Много немцев было во время нацизма заключено за свои убеждения в тюрьмы, концлагеря и убито. Сколько людей по деревням и городам оказывало бескорыстную помощь несчастным людям.

Сколько было в те дни добрых, жертвенных и мужественных христианских душ в Германии. Могу свидетельствовать о жертвенном, чисто христианском отношении к русским военнопленным одного мекленбургского помещика, посчитавшего своим долгом похоронить с православной молитвой скончавшегося в его имении русского военнопленного.

Наше сестричество церковное приняло участие в этой акции, за которую немец предан был суду нацистов; мужественно держал себя на суде, обличая гибельную для своего народа власть. Когда прокурор нацистов назвал его врагом народа, ослабляющим ненависть к противнику, он в своём горячем слове ответил: “– Нет, это Вы враги народа, рождающие ненависть к другим народам и возбуждающие в народах ненависть к Германии”. Он был осужден к каторжным работам на четыре года.

Вспоминаю тайные экуменические христианские собрания во время войны в Шарлоттенбурге на квартире престарелого пастора Унгнада.
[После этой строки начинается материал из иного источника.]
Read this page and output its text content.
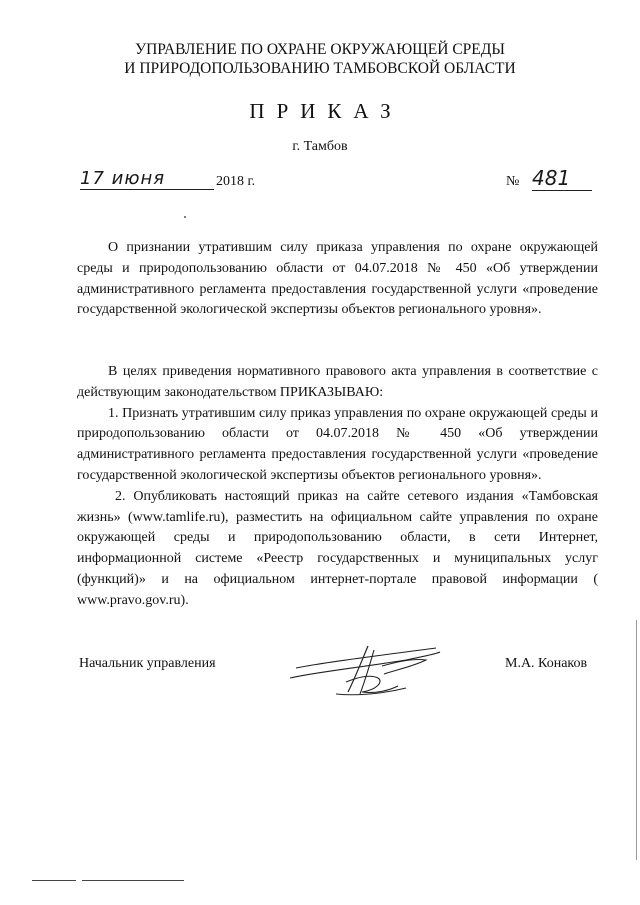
УПРАВЛЕНИЕ ПО ОХРАНЕ ОКРУЖАЮЩЕЙ СРЕДЫ
И ПРИРОДОПОЛЬЗОВАНИЮ ТАМБОВСКОЙ ОБЛАСТИ
ПРИКАЗ
г. Тамбов
17 июня	2018 г.	№ 481

О признании утратившим силу приказа управления по охране окружающей среды и природопользованию области от 04.07.2018 № 450 «Об утверждении административного регламента предоставления государственной услуги «проведение государственной экологической экспертизы объектов регионального уровня».

В целях приведения нормативного правового акта управления в соответствие с действующим законодательством ПРИКАЗЫВАЮ:

1. Признать утратившим силу приказ управления по охране окружающей среды и природопользованию области от 04.07.2018 № 450 «Об утверждении административного регламента предоставления государственной услуги «проведение государственной экологической экспертизы объектов регионального уровня».

2. Опубликовать настоящий приказ на сайте сетевого издания «Тамбовская жизнь» (www.tamlife.ru), разместить на официальном сайте управления по охране окружающей среды и природопользованию области, в сети Интернет, информационной системе «Реестр государственных и муниципальных услуг (функций)» и на официальном интернет-портале правовой информации ( www.pravo.gov.ru).

Начальник управления	М.А. Конаков
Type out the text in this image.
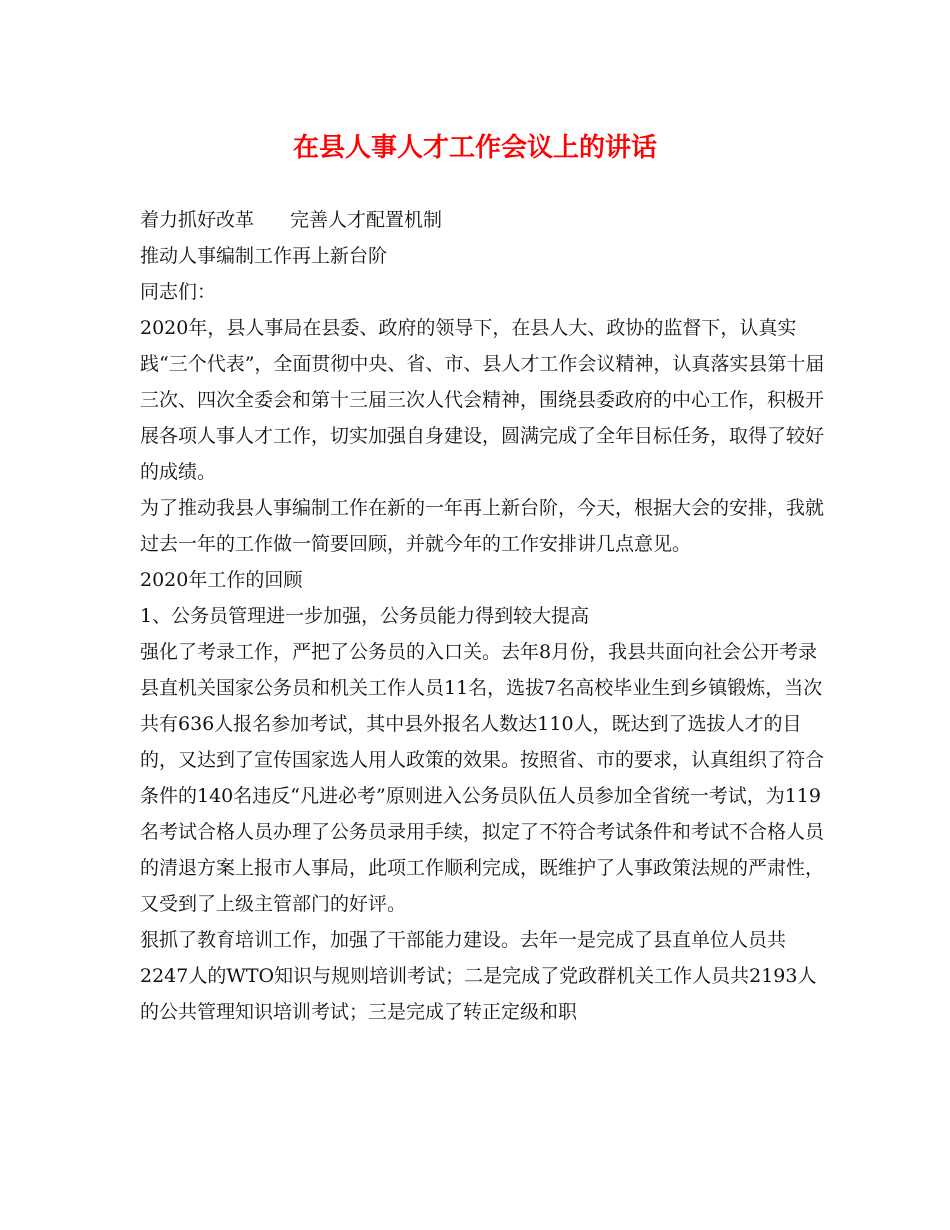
在县人事人才工作会议上的讲话

着力抓好改革 完善人才配置机制

推动人事编制工作再上新台阶

同志们：

2020年，县人事局在县委、政府的领导下，在县人大、政协的监督下，认真实践“三个代表”，全面贯彻中央、省、市、县人才工作会议精神，认真落实县第十届三次、四次全委会和第十三届三次人代会精神，围绕县委政府的中心工作，积极开展各项人事人才工作，切实加强自身建设，圆满完成了全年目标任务，取得了较好的成绩。

为了推动我县人事编制工作在新的一年再上新台阶，今天，根据大会的安排，我就过去一年的工作做一简要回顾，并就今年的工作安排讲几点意见。

2020年工作的回顾

1、公务员管理进一步加强，公务员能力得到较大提高

强化了考录工作，严把了公务员的入口关。去年8月份，我县共面向社会公开考录县直机关国家公务员和机关工作人员11名，选拔7名高校毕业生到乡镇锻炼，当次共有636人报名参加考试，其中县外报名人数达110人，既达到了选拔人才的目的，又达到了宣传国家选人用人政策的效果。按照省、市的要求，认真组织了符合条件的140名违反“凡进必考”原则进入公务员队伍人员参加全省统一考试，为119名考试合格人员办理了公务员录用手续，拟定了不符合考试条件和考试不合格人员的清退方案上报市人事局，此项工作顺利完成，既维护了人事政策法规的严肃性，又受到了上级主管部门的好评。

狠抓了教育培训工作，加强了干部能力建设。去年一是完成了县直单位人员共2247人的WTO知识与规则培训考试；二是完成了党政群机关工作人员共2193人的公共管理知识培训考试；三是完成了转正定级和职
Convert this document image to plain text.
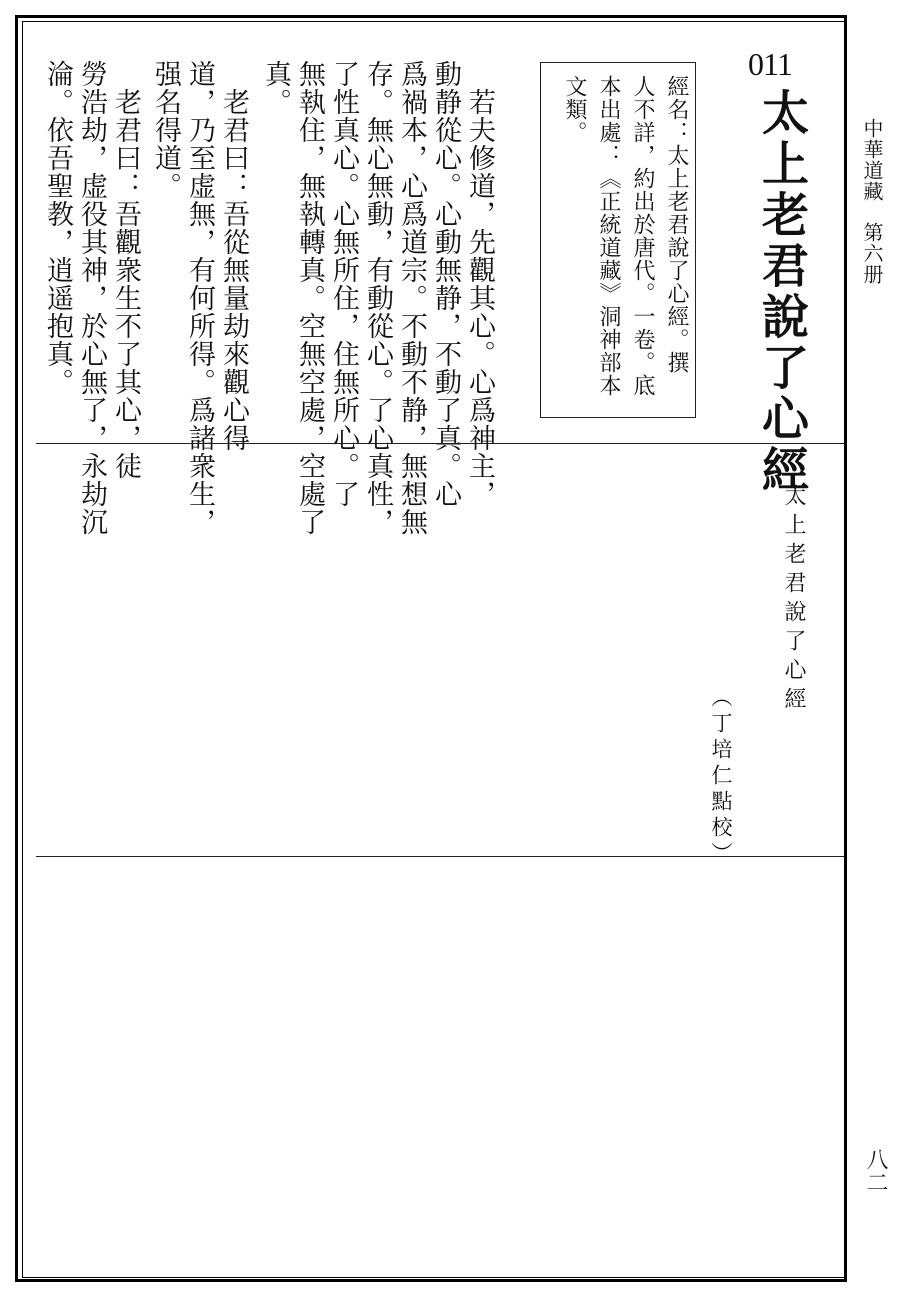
中華道藏
第六册
八二
011
太上老君說了心經
經名：太上老君說了心經。撰
人不詳，約出於唐代。一卷。底
本出處：《正統道藏》洞神部本
文類。
　若夫修道，先觀其心。心爲神主，
動静從心。心動無静，不動了真。心
爲禍本，心爲道宗。不動不静，無想無
存。無心無動，有動從心。了心真性，
了性真心。心無所住，住無所心。了
無執住，無執轉真。空無空處，空處了
真。
　老君曰：吾從無量劫來觀心得
道，乃至虚無，有何所得。爲諸衆生，
强名得道。
　老君曰：吾觀衆生不了其心，徒
勞浩劫，虚役其神，於心無了，永劫沉
淪。依吾聖教，逍遥抱真。
太上老君說了心經
（丁培仁點校）
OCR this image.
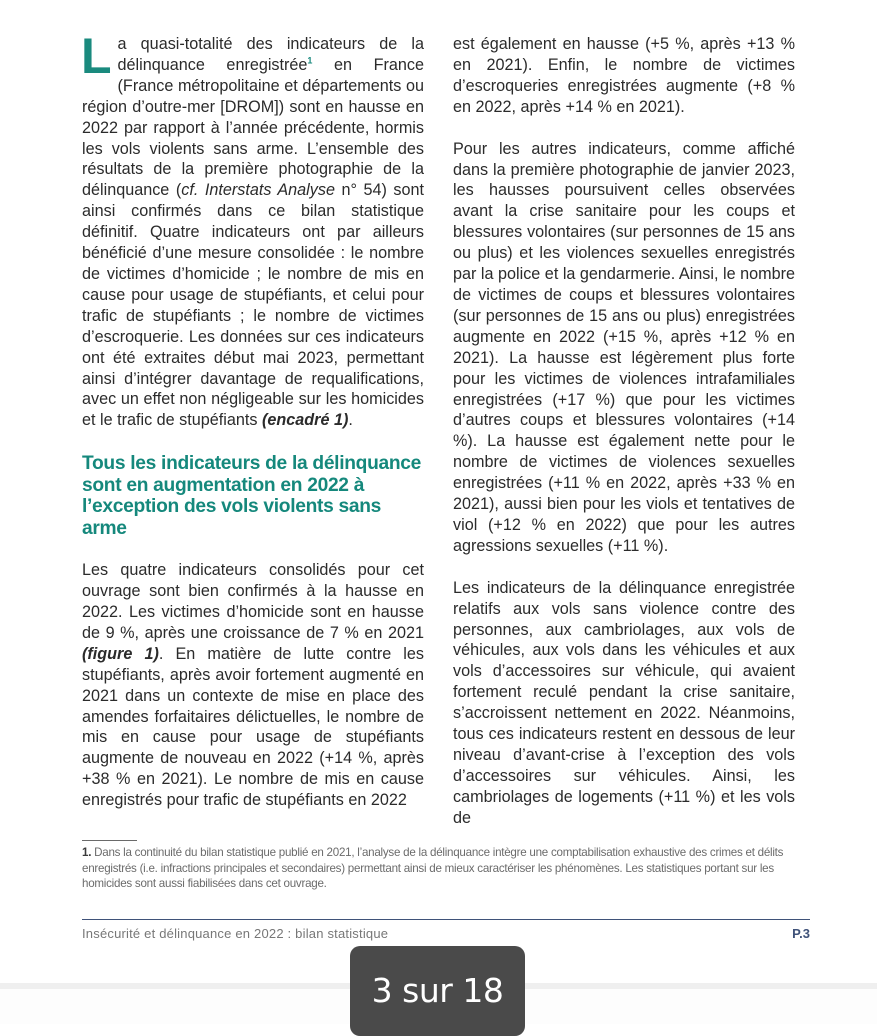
La quasi-totalité des indicateurs de la délinquance enregistrée$^1$ en France (France métropolitaine et départements ou région d’outre-mer [DROM]) sont en hausse en 2022 par rapport à l’année précédente, hormis les vols violents sans arme. L’ensemble des résultats de la première photographie de la délinquance (cf. Interstats Analyse n° 54) sont ainsi confirmés dans ce bilan statistique définitif. Quatre indicateurs ont par ailleurs bénéficié d’une mesure consolidée : le nombre de victimes d’homicide ; le nombre de mis en cause pour usage de stupéfiants, et celui pour trafic de stupéfiants ; le nombre de victimes d’escroquerie. Les données sur ces indicateurs ont été extraites début mai 2023, permettant ainsi d’intégrer davantage de requalifications, avec un effet non négligeable sur les homicides et le trafic de stupéfiants (encadré 1).

Tous les indicateurs de la délinquance sont en augmentation en 2022 à l’exception des vols violents sans arme

Les quatre indicateurs consolidés pour cet ouvrage sont bien confirmés à la hausse en 2022. Les victimes d’homicide sont en hausse de 9 %, après une croissance de 7 % en 2021 (figure 1). En matière de lutte contre les stupéfiants, après avoir fortement augmenté en 2021 dans un contexte de mise en place des amendes forfaitaires délictuelles, le nombre de mis en cause pour usage de stupéfiants augmente de nouveau en 2022 (+14 %, après +38 % en 2021). Le nombre de mis en cause enregistrés pour trafic de stupéfiants en 2022

est également en hausse (+5 %, après +13 % en 2021). Enfin, le nombre de victimes d’escroqueries enregistrées augmente (+8 % en 2022, après +14 % en 2021).

Pour les autres indicateurs, comme affiché dans la première photographie de janvier 2023, les hausses poursuivent celles observées avant la crise sanitaire pour les coups et blessures volontaires (sur personnes de 15 ans ou plus) et les violences sexuelles enregistrés par la police et la gendarmerie. Ainsi, le nombre de victimes de coups et blessures volontaires (sur personnes de 15 ans ou plus) enregistrées augmente en 2022 (+15 %, après +12 % en 2021). La hausse est légèrement plus forte pour les victimes de violences intrafamiliales enregistrées (+17 %) que pour les victimes d’autres coups et blessures volontaires (+14 %). La hausse est également nette pour le nombre de victimes de violences sexuelles enregistrées (+11 % en 2022, après +33 % en 2021), aussi bien pour les viols et tentatives de viol (+12 % en 2022) que pour les autres agressions sexuelles (+11 %).

Les indicateurs de la délinquance enregistrée relatifs aux vols sans violence contre des personnes, aux cambriolages, aux vols de véhicules, aux vols dans les véhicules et aux vols d’accessoires sur véhicule, qui avaient fortement reculé pendant la crise sanitaire, s’accroissent nettement en 2022. Néanmoins, tous ces indicateurs restent en dessous de leur niveau d’avant-crise à l’exception des vols d’accessoires sur véhicules. Ainsi, les cambriolages de logements (+11 %) et les vols de

1. Dans la continuité du bilan statistique publié en 2021, l’analyse de la délinquance intègre une comptabilisation exhaustive des crimes et délits enregistrés (i.e. infractions principales et secondaires) permettant ainsi de mieux caractériser les phénomènes. Les statistiques portant sur les homicides sont aussi fiabilisées dans cet ouvrage.
Insécurité et délinquance en 2022 : bilan statistique	P.3
3 sur 18
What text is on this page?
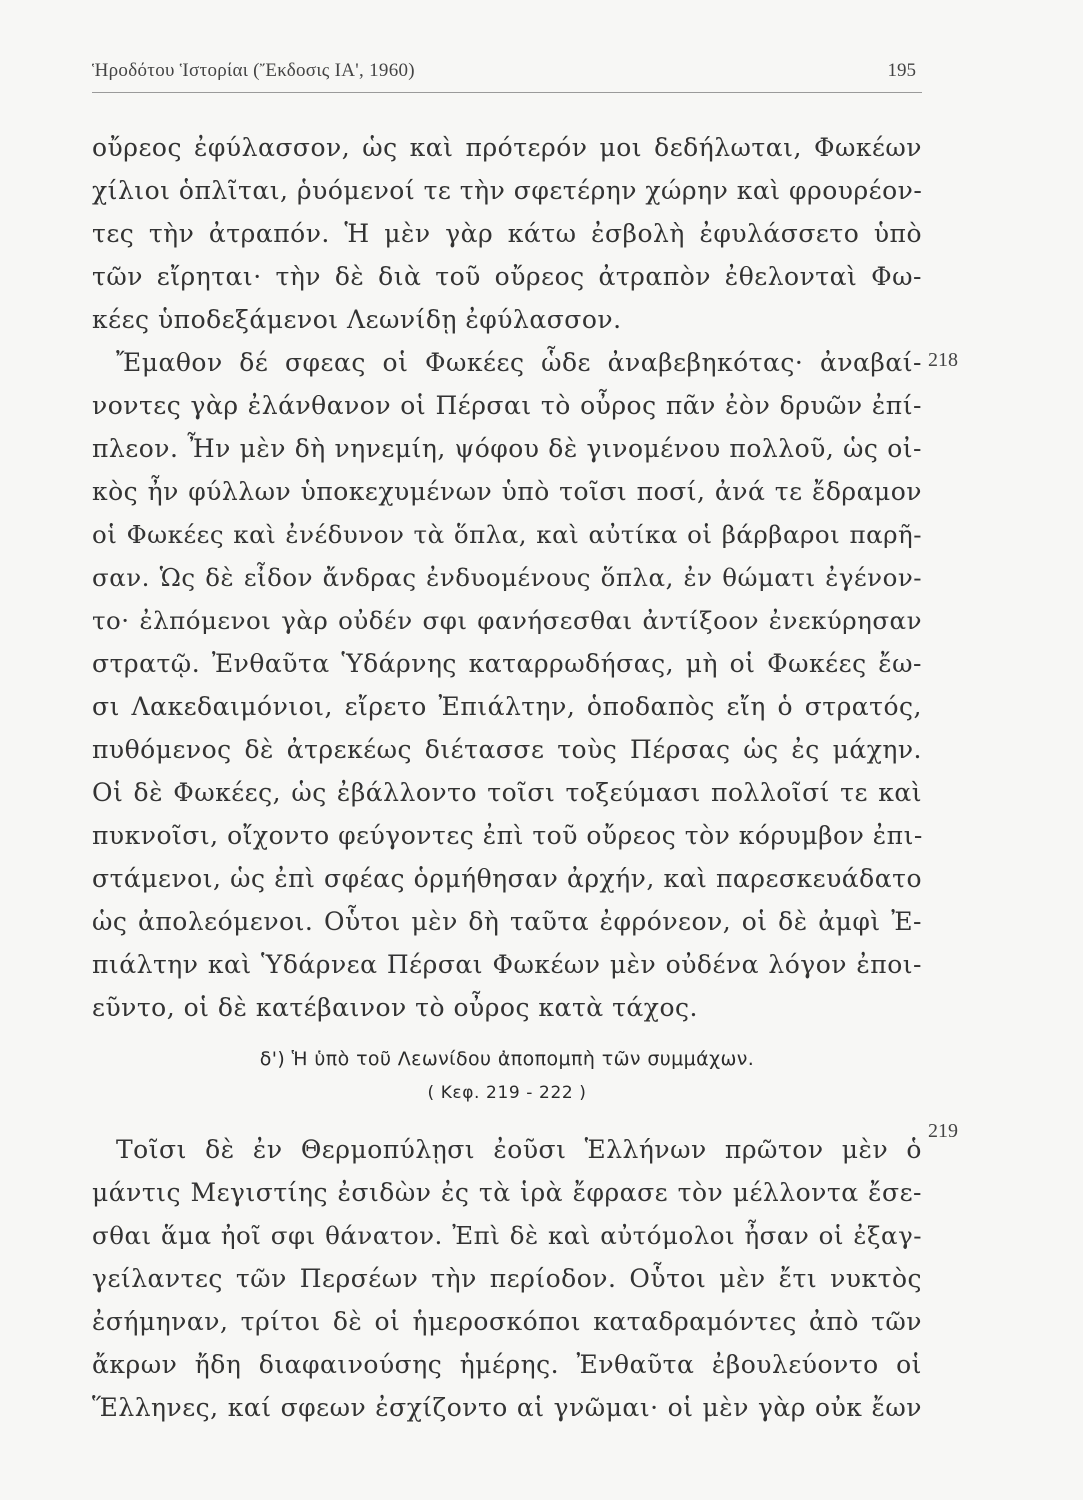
Ἡροδότου Ἱστορίαι (Ἔκδοσις ΙΑ', 1960)	195
οὔρεος ἐφύλασσον, ὡς καὶ πρότερόν μοι δεδήλωται, Φωκέων
χίλιοι ὁπλῖται, ῥυόμενοί τε τὴν σφετέρην χώρην καὶ φρουρέον-
τες τὴν ἀτραπόν. Ἡ μὲν γὰρ κάτω ἐσβολὴ ἐφυλάσσετο ὑπὸ
τῶν εἴρηται· τὴν δὲ διὰ τοῦ οὔρεος ἀτραπὸν ἐθελονταὶ Φω-
κέες ὑποδεξάμενοι Λεωνίδῃ ἐφύλασσον.
Ἔμαθον δέ σφεας οἱ Φωκέες ὧδε ἀναβεβηκότας· ἀναβαί-
νοντες γὰρ ἐλάνθανον οἱ Πέρσαι τὸ οὖρος πᾶν ἐὸν δρυῶν ἐπί-
πλεον. Ἦν μὲν δὴ νηνεμίη, ψόφου δὲ γινομένου πολλοῦ, ὡς οἰ-
κὸς ἦν φύλλων ὑποκεχυμένων ὑπὸ τοῖσι ποσί, ἀνά τε ἔδραμον
οἱ Φωκέες καὶ ἐνέδυνον τὰ ὅπλα, καὶ αὐτίκα οἱ βάρβαροι παρῆ-
σαν. Ὡς δὲ εἶδον ἄνδρας ἐνδυομένους ὅπλα, ἐν θώματι ἐγένον-
το· ἐλπόμενοι γὰρ οὐδέν σφι φανήσεσθαι ἀντίξοον ἐνεκύρησαν
στρατῷ. Ἐνθαῦτα Ὑδάρνης καταρρωδήσας, μὴ οἱ Φωκέες ἔω-
σι Λακεδαιμόνιοι, εἴρετο Ἐπιάλτην, ὁποδαπὸς εἴη ὁ στρατός,
πυθόμενος δὲ ἀτρεκέως διέτασσε τοὺς Πέρσας ὡς ἐς μάχην.
Οἱ δὲ Φωκέες, ὡς ἐβάλλοντο τοῖσι τοξεύμασι πολλοῖσί τε καὶ
πυκνοῖσι, οἴχοντο φεύγοντες ἐπὶ τοῦ οὔρεος τὸν κόρυμβον ἐπι-
στάμενοι, ὡς ἐπὶ σφέας ὁρμήθησαν ἀρχήν, καὶ παρεσκευάδατο
ὡς ἀπολεόμενοι. Οὗτοι μὲν δὴ ταῦτα ἐφρόνεον, οἱ δὲ ἀμφὶ Ἐ-
πιάλτην καὶ Ὑδάρνεα Πέρσαι Φωκέων μὲν οὐδένα λόγον ἐποι-
εῦντο, οἱ δὲ κατέβαινον τὸ οὖρος κατὰ τάχος.
218
δ') Ἡ ὑπὸ τοῦ Λεωνίδου ἀποπομπὴ τῶν συμμάχων.
( Κεφ. 219 - 222 )
Τοῖσι δὲ ἐν Θερμοπύλῃσι ἐοῦσι Ἑλλήνων πρῶτον μὲν ὁ
μάντις Μεγιστίης ἐσιδὼν ἐς τὰ ἱρὰ ἔφρασε τὸν μέλλοντα ἔσε-
σθαι ἅμα ἠοῖ σφι θάνατον. Ἐπὶ δὲ καὶ αὐτόμολοι ἦσαν οἱ ἐξαγ-
γείλαντες τῶν Περσέων τὴν περίοδον. Οὗτοι μὲν ἔτι νυκτὸς
ἐσήμηναν, τρίτοι δὲ οἱ ἡμεροσκόποι καταδραμόντες ἀπὸ τῶν
ἄκρων ἤδη διαφαινούσης ἡμέρης. Ἐνθαῦτα ἐβουλεύοντο οἱ
Ἕλληνες, καί σφεων ἐσχίζοντο αἱ γνῶμαι· οἱ μὲν γὰρ οὐκ ἔων
219
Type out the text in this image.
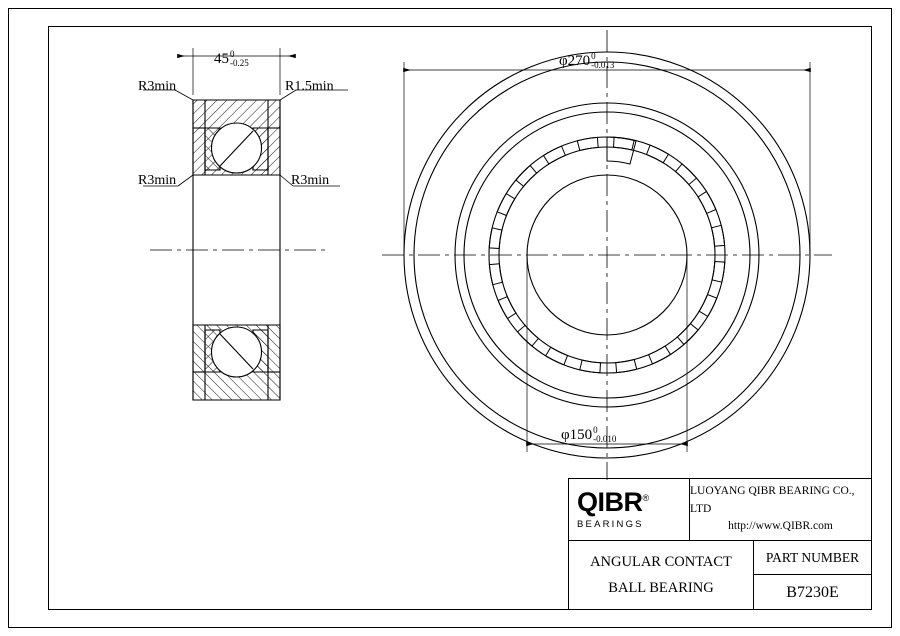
45 0
-0.25
R3min	R1.5min
R3min	R3min
φ270 0
-0.013
φ150 0
-0.010
QIBR®
BEARINGS
LUOYANG QIBR BEARING CO., LTD
http://www.QIBR.com
ANGULAR CONTACT
BALL BEARING
PART NUMBER
B7230E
Мы собирались там, как братья‑христиане: протестанты, римо-католики и православные. Из среды этого кружка были мученики за веру, как казнённый отец Метцгер.

Не могу я не вспомнить и о раскаянии одной души, которой властями было поручено перлюстрировать письма православного пастыря. Религиозное содержание писем так подействовало на эту душу, что ей открылся духовный мир, и она с покаянием пришла к тому самому пастырю, письма которого перлюстрировала. Таковы пути Промысла Божия”.

Об этом же Иоанну Шаховскому удалось сказать в стихах. Стихи 1943 года “Смерть воинов”.

Без утешения, без роптания,

Переступив порог земной,

Как дети светлого незнанья,

Вы все стучитесь в город Мой.

На миг – враги, навеки – братья,

Вы к миру Моему пришли,

В полях и рощах, где распятье

Стоит, как путь среди земли.

Распятья в полях и рощах – это, конечно, приметы Германии; у нас крест просто безо всего – две палки одинаковой длины, а Германии на перекрестках ставится крест правильный (восьми или четырехконечный), но с распятым на нём Спасителем.

Прошел Сталинград. И церковные люди сразу отметили, что битва закончилась в Богоявленские дни 1943 года. Другая примета времени: на следующий день после празднования именин митрополита Сергия (его именины 11 июля по новому), в день Петра и Павла началась Курско-Орловская операция, которая закончилась в Преображенские дни – 25 августа 1943 года.

После этого стало ясно, что война немцами проиграна и наше дело – дойти, а их дело – ждать. Твардовский после войны как-то намёками стал говорить о поведении наших войск на оккупированной нами территории. По крайней мере, за изнасилование немецких девушек бойцы ничего не получали; и даже у Твардовского в “Тёркине” мы увидим, что

По дороге на Берлин

Вьётся белый пух перин…

Так это означает, что немцы убегали внезапно – накануне еще мыли стены в своих домах (по привычке). И прошел слух среди войск, что немцы своё золото прячут в перинах – поэтому обязательно вскрывали ножами перины и искали золото. Часы, кольца, серьги – всё срывалось и забиралось, и это не считалось мародёрством, считалось “трофеями”.

Потом, когда уже надо было лечить наших раненых и наших остовцев, то немецкие врачи были верны клятве Гиппократа, то есть, лечили в высшей степени добросовестно.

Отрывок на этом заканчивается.